Some experiments suggest the TTG1 may be required for the stabilization of the bHLH-MYB dimers, as the absence of TTG1 weakened the interaction between MYB and bHLH transcription factor in transfected protoplasts [28,63]. Consistent with this, it has been shown that the ttg1-10, a mutant with a point mutation in the 5′-UTR region showed a transparent testa seed coat phenotype, but anthocyanin synthesis and trichome initiation was largely unaffected, suggesting that reduced TTG1 protein level may have a big effect on the stabilization of the TT8-TT2 dimer, but not the PAP1/PAP2/GL1-GL3 dimers [46]. TTG1 proteins are short-lived and can be targeted for UPS degradation [105], but the ligases involved remain unknown.

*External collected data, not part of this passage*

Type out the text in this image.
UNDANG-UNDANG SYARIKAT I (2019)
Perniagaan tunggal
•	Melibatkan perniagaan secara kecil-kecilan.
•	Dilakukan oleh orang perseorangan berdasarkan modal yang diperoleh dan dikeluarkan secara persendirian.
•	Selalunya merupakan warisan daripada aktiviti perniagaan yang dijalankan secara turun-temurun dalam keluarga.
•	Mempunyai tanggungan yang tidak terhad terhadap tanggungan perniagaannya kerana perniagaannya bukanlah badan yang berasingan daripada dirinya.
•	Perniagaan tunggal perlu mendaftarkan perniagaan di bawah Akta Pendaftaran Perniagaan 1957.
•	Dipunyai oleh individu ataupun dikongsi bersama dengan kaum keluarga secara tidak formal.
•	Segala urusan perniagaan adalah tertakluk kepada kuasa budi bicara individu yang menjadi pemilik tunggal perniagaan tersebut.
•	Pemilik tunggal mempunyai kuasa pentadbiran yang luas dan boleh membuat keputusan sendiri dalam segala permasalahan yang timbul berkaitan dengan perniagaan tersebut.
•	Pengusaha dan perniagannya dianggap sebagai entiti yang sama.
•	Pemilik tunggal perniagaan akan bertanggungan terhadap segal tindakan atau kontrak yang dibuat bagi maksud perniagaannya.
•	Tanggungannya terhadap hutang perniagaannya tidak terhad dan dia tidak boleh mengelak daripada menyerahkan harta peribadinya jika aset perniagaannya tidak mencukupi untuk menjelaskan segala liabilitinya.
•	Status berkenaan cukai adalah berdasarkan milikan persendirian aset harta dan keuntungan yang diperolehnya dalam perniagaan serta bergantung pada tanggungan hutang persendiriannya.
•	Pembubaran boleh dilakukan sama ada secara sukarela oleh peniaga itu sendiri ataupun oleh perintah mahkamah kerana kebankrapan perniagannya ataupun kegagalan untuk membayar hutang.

Identification of the ligases and the examination of how the degradation of TTG1 may affect the stability of the bHLH-MYB dimers will also help to understand the functional mechanisms of TTG1.

The regulation of TTG1 expression also needs to be further studied. FUS3 has been identified as a negative regulator of TTG1 [15]. Identification and characterization of positive regulators of TTG1 may help further explore the functional mechanisms of TTG1. It should be noted that similar to the fus3 mutant, the leafy cotyledon 1 (lec1) and lec2 mutants can produce cotyledon trichomes [109], LEC2 is also a B3-domain family transcription factor [110], and is able to interact with FUS3 [111], it is worthwhile to examine if LEC1 and LEC2 may also regulate the expression of TTG1.